Option #2: Bokashi Composting

Bokashi is a newer concept in apartment-based composting, but it’s a popular choice that works well for many people. It’s a good idea to learn as much as you can about bokashi buckets before you buy one, since they may be a little more challenging than they seem, especially for beginners.

1. Bokashi is even simpler than the worm bin method.

For this method, you don’t need much space at all, and you will be able to process it entirely in your apartment.

2. To try bokashi, you will first need to buy a bokashi bin or bucket.

This is the most costly part of the setup, but after this step, you will be able to compost for very little cost moving forward.

3. First, add your compost to the bucket.

Some types of bins may require some soil to be added into the bucket first, but others don’t. Be sure to read up on the specific bucket you purchase in order to operate it correctly and add the compost in the right order.

4. Next, mash it down.

As you mash the compost down, you’re making room for more compostable materials. This will also help jumpstart the breakdown process and make it easier for the compost to begin processing sooner rather than later.

5. Finally, add a special activator that introduces healthy microbes into your compost.

This activator liquid contains microorganisms that are necessary for composting in a healthy and efficient manner. This is another cost to consider, as you’ll need to buy more of this if your compost pile ever fails.

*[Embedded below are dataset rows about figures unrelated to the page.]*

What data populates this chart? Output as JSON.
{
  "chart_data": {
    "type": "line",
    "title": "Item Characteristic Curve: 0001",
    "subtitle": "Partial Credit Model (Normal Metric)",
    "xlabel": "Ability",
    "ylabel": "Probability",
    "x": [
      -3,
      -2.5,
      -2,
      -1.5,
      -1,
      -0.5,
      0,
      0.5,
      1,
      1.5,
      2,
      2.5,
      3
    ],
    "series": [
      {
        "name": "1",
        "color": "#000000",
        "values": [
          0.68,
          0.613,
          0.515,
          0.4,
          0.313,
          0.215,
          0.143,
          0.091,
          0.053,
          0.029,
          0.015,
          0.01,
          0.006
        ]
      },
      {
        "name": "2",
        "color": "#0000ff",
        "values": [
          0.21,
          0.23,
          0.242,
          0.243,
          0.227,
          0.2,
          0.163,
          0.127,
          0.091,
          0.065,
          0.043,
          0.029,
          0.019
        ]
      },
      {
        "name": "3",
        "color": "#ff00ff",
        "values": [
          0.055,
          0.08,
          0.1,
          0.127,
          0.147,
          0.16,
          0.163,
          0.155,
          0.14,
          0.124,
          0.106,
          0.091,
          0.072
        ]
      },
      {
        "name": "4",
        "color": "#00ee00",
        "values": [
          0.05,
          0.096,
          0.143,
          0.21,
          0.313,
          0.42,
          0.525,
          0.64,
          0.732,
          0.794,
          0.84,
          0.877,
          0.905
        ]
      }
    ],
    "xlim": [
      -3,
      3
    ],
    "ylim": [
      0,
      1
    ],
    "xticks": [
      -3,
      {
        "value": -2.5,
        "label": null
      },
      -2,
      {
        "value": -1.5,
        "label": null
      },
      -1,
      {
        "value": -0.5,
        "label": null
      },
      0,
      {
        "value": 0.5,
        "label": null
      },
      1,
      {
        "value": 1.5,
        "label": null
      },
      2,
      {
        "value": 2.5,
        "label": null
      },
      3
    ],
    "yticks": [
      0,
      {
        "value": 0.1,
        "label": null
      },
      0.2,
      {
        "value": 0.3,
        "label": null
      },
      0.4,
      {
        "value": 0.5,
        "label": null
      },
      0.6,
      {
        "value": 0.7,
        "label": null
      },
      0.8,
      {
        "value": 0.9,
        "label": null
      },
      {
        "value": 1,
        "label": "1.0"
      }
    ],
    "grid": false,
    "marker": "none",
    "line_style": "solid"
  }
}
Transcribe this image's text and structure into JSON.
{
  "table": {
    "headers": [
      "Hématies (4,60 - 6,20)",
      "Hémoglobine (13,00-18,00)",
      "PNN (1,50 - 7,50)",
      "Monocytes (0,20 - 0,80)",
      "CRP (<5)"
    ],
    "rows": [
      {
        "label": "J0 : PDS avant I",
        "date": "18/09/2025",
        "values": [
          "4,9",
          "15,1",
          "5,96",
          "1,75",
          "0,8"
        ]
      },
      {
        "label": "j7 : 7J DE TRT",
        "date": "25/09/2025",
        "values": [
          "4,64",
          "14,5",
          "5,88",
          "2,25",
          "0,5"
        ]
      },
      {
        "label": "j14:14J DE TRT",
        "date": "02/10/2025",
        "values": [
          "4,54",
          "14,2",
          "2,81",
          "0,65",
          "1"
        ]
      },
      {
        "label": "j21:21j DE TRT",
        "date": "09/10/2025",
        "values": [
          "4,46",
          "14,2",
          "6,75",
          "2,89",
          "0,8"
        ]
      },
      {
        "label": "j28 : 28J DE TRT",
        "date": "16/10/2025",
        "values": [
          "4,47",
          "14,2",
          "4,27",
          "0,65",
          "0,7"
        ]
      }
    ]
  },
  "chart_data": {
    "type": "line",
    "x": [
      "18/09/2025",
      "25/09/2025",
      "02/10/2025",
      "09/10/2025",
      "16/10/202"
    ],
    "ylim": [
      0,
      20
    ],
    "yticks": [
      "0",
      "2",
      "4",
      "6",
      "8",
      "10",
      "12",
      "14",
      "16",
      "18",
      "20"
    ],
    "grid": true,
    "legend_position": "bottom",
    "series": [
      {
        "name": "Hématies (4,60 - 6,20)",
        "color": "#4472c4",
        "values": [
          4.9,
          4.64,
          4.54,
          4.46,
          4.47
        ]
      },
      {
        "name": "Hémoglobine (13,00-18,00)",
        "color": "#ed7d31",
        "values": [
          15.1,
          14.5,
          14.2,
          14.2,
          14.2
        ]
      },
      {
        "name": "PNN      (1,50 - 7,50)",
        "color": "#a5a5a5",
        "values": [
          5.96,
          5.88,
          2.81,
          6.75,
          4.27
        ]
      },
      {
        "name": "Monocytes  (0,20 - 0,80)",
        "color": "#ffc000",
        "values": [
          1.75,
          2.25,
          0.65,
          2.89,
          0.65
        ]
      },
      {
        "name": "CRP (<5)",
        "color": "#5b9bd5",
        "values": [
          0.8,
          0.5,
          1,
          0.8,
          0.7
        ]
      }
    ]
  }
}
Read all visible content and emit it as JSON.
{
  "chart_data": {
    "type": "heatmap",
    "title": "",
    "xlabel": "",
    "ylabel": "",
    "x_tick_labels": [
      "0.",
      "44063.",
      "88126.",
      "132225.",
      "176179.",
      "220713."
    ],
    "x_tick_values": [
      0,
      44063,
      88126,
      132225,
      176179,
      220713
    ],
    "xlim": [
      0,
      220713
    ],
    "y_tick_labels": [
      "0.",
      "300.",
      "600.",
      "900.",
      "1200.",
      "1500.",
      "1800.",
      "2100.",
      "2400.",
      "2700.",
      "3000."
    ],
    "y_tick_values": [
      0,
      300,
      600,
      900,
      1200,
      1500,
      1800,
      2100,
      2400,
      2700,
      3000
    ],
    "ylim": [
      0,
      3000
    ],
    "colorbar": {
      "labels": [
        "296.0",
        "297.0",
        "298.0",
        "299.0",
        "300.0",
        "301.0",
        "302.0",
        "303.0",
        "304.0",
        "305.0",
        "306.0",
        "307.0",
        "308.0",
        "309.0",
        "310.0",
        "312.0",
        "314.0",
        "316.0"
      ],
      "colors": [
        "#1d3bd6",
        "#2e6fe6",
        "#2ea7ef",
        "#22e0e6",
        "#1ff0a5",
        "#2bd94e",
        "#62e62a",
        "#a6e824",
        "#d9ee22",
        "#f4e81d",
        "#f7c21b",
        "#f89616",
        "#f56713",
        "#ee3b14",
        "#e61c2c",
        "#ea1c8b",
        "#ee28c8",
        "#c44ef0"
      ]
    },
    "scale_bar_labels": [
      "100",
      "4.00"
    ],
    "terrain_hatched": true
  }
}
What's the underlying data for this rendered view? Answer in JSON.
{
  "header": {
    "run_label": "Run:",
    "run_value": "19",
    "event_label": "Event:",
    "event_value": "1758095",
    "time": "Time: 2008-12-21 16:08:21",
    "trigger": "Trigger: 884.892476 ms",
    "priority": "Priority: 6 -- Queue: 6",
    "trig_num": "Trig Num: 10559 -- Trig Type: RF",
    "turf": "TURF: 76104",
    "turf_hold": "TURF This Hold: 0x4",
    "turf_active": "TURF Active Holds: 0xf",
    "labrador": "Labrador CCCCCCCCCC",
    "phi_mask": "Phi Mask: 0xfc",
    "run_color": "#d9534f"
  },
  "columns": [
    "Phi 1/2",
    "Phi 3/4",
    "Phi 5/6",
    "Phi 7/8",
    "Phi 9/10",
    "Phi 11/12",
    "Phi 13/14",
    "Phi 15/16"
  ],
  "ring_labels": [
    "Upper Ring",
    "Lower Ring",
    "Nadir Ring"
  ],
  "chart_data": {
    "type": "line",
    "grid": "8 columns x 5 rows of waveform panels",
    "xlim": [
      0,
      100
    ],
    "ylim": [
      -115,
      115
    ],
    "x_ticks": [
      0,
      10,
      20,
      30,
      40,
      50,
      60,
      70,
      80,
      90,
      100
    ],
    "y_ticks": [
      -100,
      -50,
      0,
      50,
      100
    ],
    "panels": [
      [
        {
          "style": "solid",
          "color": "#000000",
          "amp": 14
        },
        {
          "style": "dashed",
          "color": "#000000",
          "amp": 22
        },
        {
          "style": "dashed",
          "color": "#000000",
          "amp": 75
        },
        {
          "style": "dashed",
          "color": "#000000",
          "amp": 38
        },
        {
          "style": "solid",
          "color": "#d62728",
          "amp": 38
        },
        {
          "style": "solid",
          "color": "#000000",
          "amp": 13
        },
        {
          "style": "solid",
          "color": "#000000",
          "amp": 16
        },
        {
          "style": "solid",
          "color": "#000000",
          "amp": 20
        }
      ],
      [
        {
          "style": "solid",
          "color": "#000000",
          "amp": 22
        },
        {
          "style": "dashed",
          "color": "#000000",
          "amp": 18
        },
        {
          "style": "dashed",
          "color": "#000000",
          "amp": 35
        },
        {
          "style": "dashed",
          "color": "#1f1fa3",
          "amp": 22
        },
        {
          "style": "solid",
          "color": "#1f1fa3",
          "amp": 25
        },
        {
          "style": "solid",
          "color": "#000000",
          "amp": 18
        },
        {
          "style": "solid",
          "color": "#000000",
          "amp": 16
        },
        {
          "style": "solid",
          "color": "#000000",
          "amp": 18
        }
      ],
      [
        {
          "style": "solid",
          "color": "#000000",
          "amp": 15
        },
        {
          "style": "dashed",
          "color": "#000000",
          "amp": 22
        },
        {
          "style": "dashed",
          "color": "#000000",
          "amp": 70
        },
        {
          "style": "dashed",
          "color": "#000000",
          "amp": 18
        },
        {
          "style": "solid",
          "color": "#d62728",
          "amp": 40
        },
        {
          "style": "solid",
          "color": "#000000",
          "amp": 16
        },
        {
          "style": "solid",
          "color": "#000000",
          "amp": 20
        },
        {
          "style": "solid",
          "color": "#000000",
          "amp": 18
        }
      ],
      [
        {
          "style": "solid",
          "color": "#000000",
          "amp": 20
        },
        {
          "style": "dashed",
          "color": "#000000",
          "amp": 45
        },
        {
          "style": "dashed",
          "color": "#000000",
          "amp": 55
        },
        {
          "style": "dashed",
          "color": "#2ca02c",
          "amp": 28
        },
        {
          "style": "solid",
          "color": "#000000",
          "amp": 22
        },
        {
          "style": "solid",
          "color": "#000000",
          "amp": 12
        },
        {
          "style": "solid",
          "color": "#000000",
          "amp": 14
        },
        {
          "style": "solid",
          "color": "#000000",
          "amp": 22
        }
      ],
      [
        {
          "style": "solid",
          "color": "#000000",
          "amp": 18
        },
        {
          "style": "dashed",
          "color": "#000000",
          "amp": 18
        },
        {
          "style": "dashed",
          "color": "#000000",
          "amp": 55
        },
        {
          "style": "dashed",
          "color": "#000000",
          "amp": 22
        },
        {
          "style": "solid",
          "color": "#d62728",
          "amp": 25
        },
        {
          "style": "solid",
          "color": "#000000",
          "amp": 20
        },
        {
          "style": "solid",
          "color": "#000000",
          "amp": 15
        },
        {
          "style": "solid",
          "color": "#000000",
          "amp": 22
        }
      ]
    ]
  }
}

6. Continue adding compost scraps to the bucket as needed, but don’t overload it.

You should be able to add a few more rounds before you have to worry about overflowing the bucket. You may be able to mash it down again, depending on how much time has gone by. Within about four weeks, you should have compost.


So what do you think? Which method is best for apartment life? Which one will work for you and your needs better than the others?

If you live in a place where you simply don’t have room for anything else, freezer storage may be your best bet.

On the other hand, if you do have room for a small bucket, bokashi might work for you.

And finally, if you have a little more space and aren’t afraid of worms (or concerned about what your landlord might say), go for the tried-and-true worm bin instead.

No matter which of these methods you choose to go with, you’re sure to be pleased with the results of your apartment-based composting adventures!